Nel 2012 infatti si procura la rottura del legamento crociato durante una partita con la sua Nazionale e deve assistere seduto in tribuna da ottobre a aprile mentre il Palermo scivola sempre più giù fino all'inevitabile retrocessione in Serie B. Il tutto mentre in campo i tifosi rosanero iniziano a scoprire un'altra Joya, ovvero il giovanissimo Paulo Dybala pescato in Argentina da Zamparini come ha recentemente ricordato Hernandez a 'la Repubblica'.

"Paulo arrivò dopo di me, un bambino. Ora è una stella universale. Avevo più esperienza. Ma il vero campione era lui. Quando si parla della Joya tutti sanno che è Dybala".
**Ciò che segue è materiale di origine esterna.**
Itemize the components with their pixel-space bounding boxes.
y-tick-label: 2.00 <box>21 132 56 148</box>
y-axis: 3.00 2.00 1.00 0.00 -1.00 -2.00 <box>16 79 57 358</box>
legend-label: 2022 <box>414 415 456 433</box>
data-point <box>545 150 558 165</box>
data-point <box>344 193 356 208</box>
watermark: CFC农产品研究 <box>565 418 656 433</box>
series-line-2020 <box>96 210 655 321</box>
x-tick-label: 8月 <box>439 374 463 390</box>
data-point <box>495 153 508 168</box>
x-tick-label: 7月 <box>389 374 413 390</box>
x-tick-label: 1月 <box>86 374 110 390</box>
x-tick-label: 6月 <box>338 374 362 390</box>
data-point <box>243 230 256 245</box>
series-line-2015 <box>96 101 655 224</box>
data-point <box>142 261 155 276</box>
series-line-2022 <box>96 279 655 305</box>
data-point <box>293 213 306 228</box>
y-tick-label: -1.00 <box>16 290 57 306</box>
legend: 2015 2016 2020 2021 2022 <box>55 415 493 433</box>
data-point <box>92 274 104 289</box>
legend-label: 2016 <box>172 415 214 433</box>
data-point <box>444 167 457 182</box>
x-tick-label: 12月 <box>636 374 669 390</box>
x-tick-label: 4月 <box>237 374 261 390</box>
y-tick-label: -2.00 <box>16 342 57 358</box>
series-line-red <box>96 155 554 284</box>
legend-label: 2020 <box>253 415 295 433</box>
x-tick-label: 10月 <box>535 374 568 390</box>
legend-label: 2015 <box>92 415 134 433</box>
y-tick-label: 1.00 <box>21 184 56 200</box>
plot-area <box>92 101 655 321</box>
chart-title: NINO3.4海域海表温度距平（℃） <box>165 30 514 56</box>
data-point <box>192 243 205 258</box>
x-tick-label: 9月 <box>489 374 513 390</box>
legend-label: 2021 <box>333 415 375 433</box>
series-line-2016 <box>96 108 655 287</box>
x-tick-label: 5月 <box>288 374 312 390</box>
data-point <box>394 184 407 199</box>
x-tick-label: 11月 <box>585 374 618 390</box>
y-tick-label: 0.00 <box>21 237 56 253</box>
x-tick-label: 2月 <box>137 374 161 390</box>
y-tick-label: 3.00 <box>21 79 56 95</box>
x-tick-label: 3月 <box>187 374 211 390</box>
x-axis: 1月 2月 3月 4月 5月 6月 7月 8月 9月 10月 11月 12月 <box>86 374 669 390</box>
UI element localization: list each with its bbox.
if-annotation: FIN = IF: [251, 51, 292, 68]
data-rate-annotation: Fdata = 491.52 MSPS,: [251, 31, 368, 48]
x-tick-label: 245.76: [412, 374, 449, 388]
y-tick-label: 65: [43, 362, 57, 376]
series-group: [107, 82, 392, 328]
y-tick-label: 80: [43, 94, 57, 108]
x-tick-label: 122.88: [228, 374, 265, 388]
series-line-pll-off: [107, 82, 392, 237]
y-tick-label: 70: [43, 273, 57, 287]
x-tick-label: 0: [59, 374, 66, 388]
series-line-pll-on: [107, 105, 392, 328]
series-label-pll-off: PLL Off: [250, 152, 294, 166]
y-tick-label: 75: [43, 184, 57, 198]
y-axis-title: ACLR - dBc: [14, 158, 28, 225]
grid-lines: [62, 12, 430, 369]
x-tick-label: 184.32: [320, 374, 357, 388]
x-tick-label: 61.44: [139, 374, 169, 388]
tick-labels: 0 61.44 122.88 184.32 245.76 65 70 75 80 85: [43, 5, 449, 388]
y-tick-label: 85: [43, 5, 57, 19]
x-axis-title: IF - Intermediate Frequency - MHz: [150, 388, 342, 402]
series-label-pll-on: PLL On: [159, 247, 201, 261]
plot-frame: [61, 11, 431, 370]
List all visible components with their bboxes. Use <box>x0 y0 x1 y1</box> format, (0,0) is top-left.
Hernandez resta al Palermo più per mancanza di offerte che per reale convinzione ma a sorpresa sarà il trascinatore della cavalcata promozione realizzando ben 14 goal nel campionato cadetto.

L'estate successiva l'Hull City bussa alle porte di Zamparini con un assegno da 12 milioni di euro e il presidente, seppure a malincuore, decide di cederlo. Resta in Inghilterra quattro stagioni tra alti e bassi, retrocessioni, promozioni, goal (20 quelli segnati nel 2015/16 in Championship) e i soliti infortuni.
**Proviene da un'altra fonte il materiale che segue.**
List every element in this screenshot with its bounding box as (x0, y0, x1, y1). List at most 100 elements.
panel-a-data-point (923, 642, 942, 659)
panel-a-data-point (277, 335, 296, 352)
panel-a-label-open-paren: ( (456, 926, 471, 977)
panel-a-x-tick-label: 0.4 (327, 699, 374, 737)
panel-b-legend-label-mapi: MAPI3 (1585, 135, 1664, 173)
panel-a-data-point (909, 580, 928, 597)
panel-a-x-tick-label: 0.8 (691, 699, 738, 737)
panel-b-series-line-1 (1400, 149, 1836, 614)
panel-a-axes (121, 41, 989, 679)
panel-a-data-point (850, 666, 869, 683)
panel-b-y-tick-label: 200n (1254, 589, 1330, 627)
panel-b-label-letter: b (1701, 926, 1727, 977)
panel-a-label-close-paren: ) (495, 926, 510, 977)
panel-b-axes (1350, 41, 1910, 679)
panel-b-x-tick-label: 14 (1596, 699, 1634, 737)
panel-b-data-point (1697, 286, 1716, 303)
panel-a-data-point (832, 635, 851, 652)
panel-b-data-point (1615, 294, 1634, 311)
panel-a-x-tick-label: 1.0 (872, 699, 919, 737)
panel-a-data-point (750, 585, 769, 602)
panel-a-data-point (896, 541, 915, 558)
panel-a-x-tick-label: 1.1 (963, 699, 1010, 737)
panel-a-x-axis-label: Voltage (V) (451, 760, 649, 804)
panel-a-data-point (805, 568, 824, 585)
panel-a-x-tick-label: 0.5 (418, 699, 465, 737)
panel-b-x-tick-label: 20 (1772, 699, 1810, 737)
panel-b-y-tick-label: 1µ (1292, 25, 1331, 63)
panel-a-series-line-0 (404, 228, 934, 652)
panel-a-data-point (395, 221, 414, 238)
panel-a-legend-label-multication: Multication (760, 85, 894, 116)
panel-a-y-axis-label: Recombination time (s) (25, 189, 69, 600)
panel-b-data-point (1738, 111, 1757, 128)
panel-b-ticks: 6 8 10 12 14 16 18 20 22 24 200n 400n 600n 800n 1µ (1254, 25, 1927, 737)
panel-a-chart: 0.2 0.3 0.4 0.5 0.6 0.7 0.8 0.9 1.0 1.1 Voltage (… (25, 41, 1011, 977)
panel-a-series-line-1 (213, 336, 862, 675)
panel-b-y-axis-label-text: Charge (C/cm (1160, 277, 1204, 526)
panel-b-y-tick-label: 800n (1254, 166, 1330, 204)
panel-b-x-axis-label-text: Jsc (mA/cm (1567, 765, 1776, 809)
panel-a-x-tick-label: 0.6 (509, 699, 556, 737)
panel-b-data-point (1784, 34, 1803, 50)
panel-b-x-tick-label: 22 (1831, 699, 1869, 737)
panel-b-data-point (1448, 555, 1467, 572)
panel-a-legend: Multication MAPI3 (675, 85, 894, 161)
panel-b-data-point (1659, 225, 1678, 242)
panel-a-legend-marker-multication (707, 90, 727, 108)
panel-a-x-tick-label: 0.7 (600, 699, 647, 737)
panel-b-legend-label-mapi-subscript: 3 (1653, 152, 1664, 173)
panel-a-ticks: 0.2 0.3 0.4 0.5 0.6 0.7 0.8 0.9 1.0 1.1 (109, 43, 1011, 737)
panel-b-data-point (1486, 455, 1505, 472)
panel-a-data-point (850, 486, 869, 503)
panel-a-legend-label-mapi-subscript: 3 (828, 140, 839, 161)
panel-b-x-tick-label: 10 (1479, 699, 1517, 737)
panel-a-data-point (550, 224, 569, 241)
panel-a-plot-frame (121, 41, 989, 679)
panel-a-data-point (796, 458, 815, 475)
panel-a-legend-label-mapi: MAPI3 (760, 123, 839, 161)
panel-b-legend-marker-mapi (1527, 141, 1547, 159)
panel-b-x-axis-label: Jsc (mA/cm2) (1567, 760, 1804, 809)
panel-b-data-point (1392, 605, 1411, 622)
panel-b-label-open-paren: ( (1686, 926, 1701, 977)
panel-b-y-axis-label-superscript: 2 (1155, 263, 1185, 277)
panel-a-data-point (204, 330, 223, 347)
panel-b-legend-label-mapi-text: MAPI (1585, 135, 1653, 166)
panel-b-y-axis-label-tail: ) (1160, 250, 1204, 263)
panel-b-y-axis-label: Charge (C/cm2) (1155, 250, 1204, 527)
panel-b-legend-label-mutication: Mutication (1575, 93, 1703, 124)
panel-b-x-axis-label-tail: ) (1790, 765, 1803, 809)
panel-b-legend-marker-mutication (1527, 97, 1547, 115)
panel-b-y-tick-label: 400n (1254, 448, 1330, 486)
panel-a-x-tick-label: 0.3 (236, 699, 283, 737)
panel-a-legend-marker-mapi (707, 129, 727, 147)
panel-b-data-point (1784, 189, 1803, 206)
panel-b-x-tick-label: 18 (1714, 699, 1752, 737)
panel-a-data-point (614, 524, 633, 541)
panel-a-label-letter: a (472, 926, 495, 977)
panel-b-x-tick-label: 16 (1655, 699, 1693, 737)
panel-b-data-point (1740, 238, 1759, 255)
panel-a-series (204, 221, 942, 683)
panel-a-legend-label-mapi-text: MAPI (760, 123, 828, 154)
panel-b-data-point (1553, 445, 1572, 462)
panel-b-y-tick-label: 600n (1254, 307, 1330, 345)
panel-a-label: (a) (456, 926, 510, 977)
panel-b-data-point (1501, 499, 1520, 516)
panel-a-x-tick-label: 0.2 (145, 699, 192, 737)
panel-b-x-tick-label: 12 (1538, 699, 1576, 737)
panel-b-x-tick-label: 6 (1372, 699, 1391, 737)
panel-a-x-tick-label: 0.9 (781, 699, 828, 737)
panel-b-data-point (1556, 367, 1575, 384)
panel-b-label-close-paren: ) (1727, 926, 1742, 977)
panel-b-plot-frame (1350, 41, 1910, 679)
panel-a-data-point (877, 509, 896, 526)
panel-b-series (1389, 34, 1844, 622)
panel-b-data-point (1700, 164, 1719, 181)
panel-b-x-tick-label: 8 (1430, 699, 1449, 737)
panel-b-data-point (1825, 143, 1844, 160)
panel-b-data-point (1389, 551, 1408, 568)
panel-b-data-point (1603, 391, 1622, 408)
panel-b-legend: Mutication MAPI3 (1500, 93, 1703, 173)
Abel Hernandez Hull CityGetty Images

Alla scadenza naturale del contratto, reduce dalla rottura del tendine d'Achille, sceglie il CSKA Mosca ma al freddo della Russia resisterà solo una stagione: 15 presenze, 3 goal e risoluzione consensuale per ritornare al caldo, non della Sicilia, ma degli Emirati Arabi dove veste la maglia dell'Al Ahli per quello che a soli 29 anni sembra l'addio al calcio che conta. L'unica soddisfazione? Il debutto in Champions League.
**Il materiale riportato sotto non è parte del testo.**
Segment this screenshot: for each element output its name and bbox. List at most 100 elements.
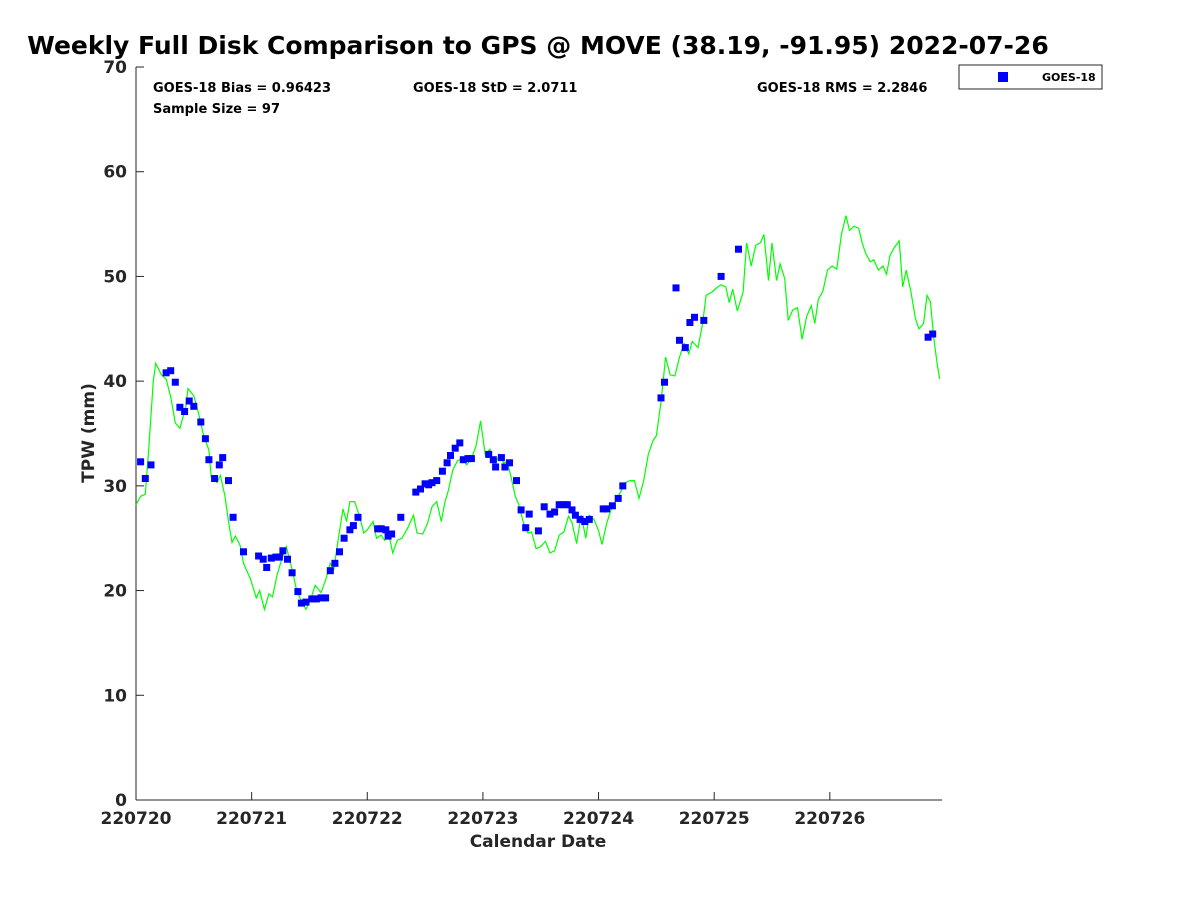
goes-18-point <box>456 439 464 447</box>
goes-18-point <box>279 547 287 555</box>
goes-18-point <box>229 513 237 521</box>
goes-18-point <box>317 594 325 602</box>
goes-18-point <box>240 548 247 556</box>
goes-18-point <box>603 505 611 513</box>
goes-18-point <box>672 284 680 292</box>
legend: GOES-18 <box>958 64 1103 90</box>
y-tick-label: 0 <box>115 791 127 811</box>
goes-18-point <box>322 594 330 602</box>
goes-18-point <box>563 501 571 509</box>
goes-18-point <box>735 245 742 253</box>
goes-18-point <box>185 397 193 405</box>
y-tick-label: 10 <box>103 686 127 706</box>
legend-label-goes-18: GOES-18 <box>1042 71 1096 84</box>
goes-18-point <box>924 333 932 341</box>
goes-18-point <box>211 475 219 482</box>
y-axis-ticks: 0 10 20 30 40 50 60 70 <box>103 58 144 811</box>
y-tick-label: 70 <box>103 58 127 78</box>
goes-18-point <box>259 555 267 563</box>
goes-18-point <box>297 599 305 607</box>
goes-18-point <box>215 461 223 469</box>
goes-18-point <box>467 455 475 463</box>
goes-18-point <box>534 527 542 535</box>
goes-18-point <box>349 522 357 530</box>
goes-18-point <box>433 477 441 485</box>
goes-18-point <box>428 479 436 487</box>
y-tick-label: 30 <box>103 477 127 497</box>
goes-18-point <box>167 367 175 375</box>
goes-18-point <box>417 485 424 493</box>
goes-18-point <box>691 313 698 321</box>
goes-18-point <box>137 458 145 466</box>
goes-18-point <box>294 588 302 596</box>
goes-18-point <box>657 394 665 402</box>
goes-18-point <box>555 501 563 509</box>
goes-18-point <box>388 530 396 538</box>
goes-18-point <box>546 510 554 518</box>
goes-18-point <box>661 378 668 386</box>
goes-18-point <box>346 526 354 534</box>
rms-stat: GOES-18 RMS = 2.2846 <box>757 81 927 96</box>
goes-18-point <box>377 525 385 533</box>
goes-18-point <box>686 319 694 326</box>
goes-18-point <box>489 456 497 464</box>
goes-18-point <box>171 378 179 386</box>
goes-18-point <box>619 482 627 490</box>
x-tick-label: 220725 <box>679 809 750 829</box>
goes-18-point <box>340 534 348 542</box>
goes-18-point <box>284 555 291 563</box>
goes-18-point <box>308 595 316 603</box>
y-tick-label: 20 <box>103 582 127 602</box>
goes-18-point <box>255 552 263 560</box>
goes-18-point <box>459 456 467 464</box>
goes-18-point <box>263 564 271 571</box>
x-tick-label: 220722 <box>332 809 403 829</box>
plot-area: 0 10 20 30 40 50 60 70 220720 220721 220722 220723… <box>101 58 942 829</box>
goes-18-point <box>397 513 405 521</box>
goes-18-point <box>676 336 683 344</box>
goes-18-point <box>412 488 420 496</box>
goes-18-point <box>326 567 334 575</box>
goes-18-point <box>147 461 155 469</box>
goes-18-point <box>568 506 576 514</box>
bias-stat: GOES-18 Bias = 0.96423 <box>153 81 331 96</box>
goes-18-point <box>288 569 296 577</box>
goes-18-point <box>451 444 459 452</box>
goes-18-point <box>525 510 533 518</box>
goes-18-point <box>354 513 362 521</box>
goes-18-point <box>336 548 343 556</box>
goes-18-point <box>581 518 589 525</box>
chart-title: Weekly Full Disk Comparison to GPS @ MOV… <box>27 31 1048 60</box>
goes-18-point <box>485 450 493 458</box>
goes-18-point <box>312 595 320 603</box>
goes-18-point <box>614 494 622 502</box>
y-tick-label: 60 <box>103 163 127 183</box>
goes-18-point <box>571 511 579 519</box>
y-axis-label: TPW (mm) <box>79 383 99 483</box>
x-axis-label: Calendar Date <box>470 832 607 852</box>
x-axis-ticks: 220720 220721 220722 220723 220724 220725 2207… <box>101 792 865 829</box>
goes-18-point <box>331 559 339 567</box>
goes-18-point <box>501 463 509 471</box>
goes-18-point <box>162 369 170 377</box>
goes-18-point <box>447 452 454 459</box>
series-goes-18 <box>137 245 937 607</box>
std-stat: GOES-18 StD = 2.0711 <box>413 81 577 96</box>
goes-18-point <box>929 330 937 338</box>
goes-18-point <box>382 526 390 534</box>
goes-18-point <box>275 553 283 561</box>
goes-18-point <box>517 506 525 514</box>
goes-18-point <box>267 554 275 562</box>
legend-marker-goes-18 <box>998 72 1008 82</box>
x-tick-label: 220723 <box>447 809 518 829</box>
gps-line <box>135 215 941 612</box>
goes-18-point <box>506 459 513 467</box>
goes-18-point <box>700 316 708 324</box>
x-tick-label: 220721 <box>216 809 287 829</box>
goes-18-point <box>190 402 198 410</box>
goes-18-point <box>438 467 446 475</box>
y-tick-label: 50 <box>103 267 127 287</box>
sample-size-stat: Sample Size = 97 <box>153 102 280 117</box>
goes-18-point <box>443 459 451 467</box>
goes-18-point <box>551 508 559 516</box>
"Non sarei dovuto andare a Mosca: avevo la possibilità di rinnovare, ma ho scelto di andare al CSKA perché giocava la Champions. Una scelta economica e professionale, ma non è andata bene, anche per una cultura totalmente diversa”.

Quindi la decisione di riavvicinarsi a casa trasferendosi in Brasile, dove gioca prima con l'Internacional e poi col Fluminense senza mai più neppure avvicinarsi alla doppia cifra. A 30 anni Hernandez è ripartito ancora, stavolta dal Messico, dove ha vestito la maglia del San Luis fino al ritorno a casa, ovvero al Penarol dove la Joya è tornato a brillare con 10 goal in 20 partite.